Au cours d'une étude clinique testant les effets d'un nouvel antidépresseur, Connie et Tristan, deux participants, développent une attirance l'un envers l'autre. Puis viennent les rêves étranges, l'emballement de leur libido, une envahissante sensation de fébrilité, des pensées sexuelles violentes... Entre la responsable de l'étude et son supérieur, le débat fait rage : cette attirance a-t-elle été causée par le médicament? Ou bien ces symptômes sont-ils des effets de l'amour naissant?
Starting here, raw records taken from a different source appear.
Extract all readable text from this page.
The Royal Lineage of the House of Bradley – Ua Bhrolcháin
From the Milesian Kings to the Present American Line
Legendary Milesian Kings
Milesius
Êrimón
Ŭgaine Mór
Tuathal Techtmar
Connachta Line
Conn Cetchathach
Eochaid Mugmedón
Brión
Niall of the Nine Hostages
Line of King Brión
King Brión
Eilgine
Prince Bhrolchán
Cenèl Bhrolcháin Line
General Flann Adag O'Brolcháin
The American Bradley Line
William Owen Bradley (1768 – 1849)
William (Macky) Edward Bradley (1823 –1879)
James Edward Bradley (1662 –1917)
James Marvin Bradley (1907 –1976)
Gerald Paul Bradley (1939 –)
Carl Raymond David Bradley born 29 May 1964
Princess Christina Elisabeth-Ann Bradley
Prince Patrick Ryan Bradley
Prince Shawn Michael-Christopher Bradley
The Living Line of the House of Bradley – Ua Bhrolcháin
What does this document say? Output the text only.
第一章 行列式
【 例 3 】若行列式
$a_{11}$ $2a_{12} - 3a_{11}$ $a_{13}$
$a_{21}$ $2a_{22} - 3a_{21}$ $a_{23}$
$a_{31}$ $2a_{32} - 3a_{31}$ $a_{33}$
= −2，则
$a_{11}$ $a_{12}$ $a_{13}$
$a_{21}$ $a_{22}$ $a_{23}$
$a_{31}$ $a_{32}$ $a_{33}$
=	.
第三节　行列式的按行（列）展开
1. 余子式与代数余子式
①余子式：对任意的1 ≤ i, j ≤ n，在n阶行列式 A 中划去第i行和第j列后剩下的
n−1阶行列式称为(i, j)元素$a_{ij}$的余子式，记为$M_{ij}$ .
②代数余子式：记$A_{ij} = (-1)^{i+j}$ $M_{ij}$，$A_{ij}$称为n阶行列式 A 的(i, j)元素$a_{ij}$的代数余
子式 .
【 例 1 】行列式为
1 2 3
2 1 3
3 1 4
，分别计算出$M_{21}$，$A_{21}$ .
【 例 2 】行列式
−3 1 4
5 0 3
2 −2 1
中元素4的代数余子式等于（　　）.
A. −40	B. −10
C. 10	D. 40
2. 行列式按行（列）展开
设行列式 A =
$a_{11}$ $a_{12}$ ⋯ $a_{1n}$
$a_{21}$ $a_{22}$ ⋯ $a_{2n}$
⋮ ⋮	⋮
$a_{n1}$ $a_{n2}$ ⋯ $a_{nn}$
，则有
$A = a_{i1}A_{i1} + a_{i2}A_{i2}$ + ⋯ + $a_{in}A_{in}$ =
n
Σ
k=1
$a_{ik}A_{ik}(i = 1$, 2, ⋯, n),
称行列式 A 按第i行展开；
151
Toujours soucieux de faire découvrir des talents méconnus du théâtre contemporain, le Théâtre Niveau Parking propose, avec Effets secondaires, le texte primé de la jeune auteure anglaise Lucy Prebble. En cette époque où toute sensation désagréable est vue comme une maladie à traiter, les questions qu’il pose sont d’une pertinence dérangeante : notre pensée, nos sentiments et nos comportements ne sont ils que les effets des molécules chimiques circulant dans notre cerveau?

Avons-nous un libre arbitre ou sommes-nous menés par notre chimie cérébrale? Existe-t-il une frontière entre la psychologie et la biologie? Et, surtout, connait-on suffisamment le fonctionnement du cerveau pour prétendre le « guérir »?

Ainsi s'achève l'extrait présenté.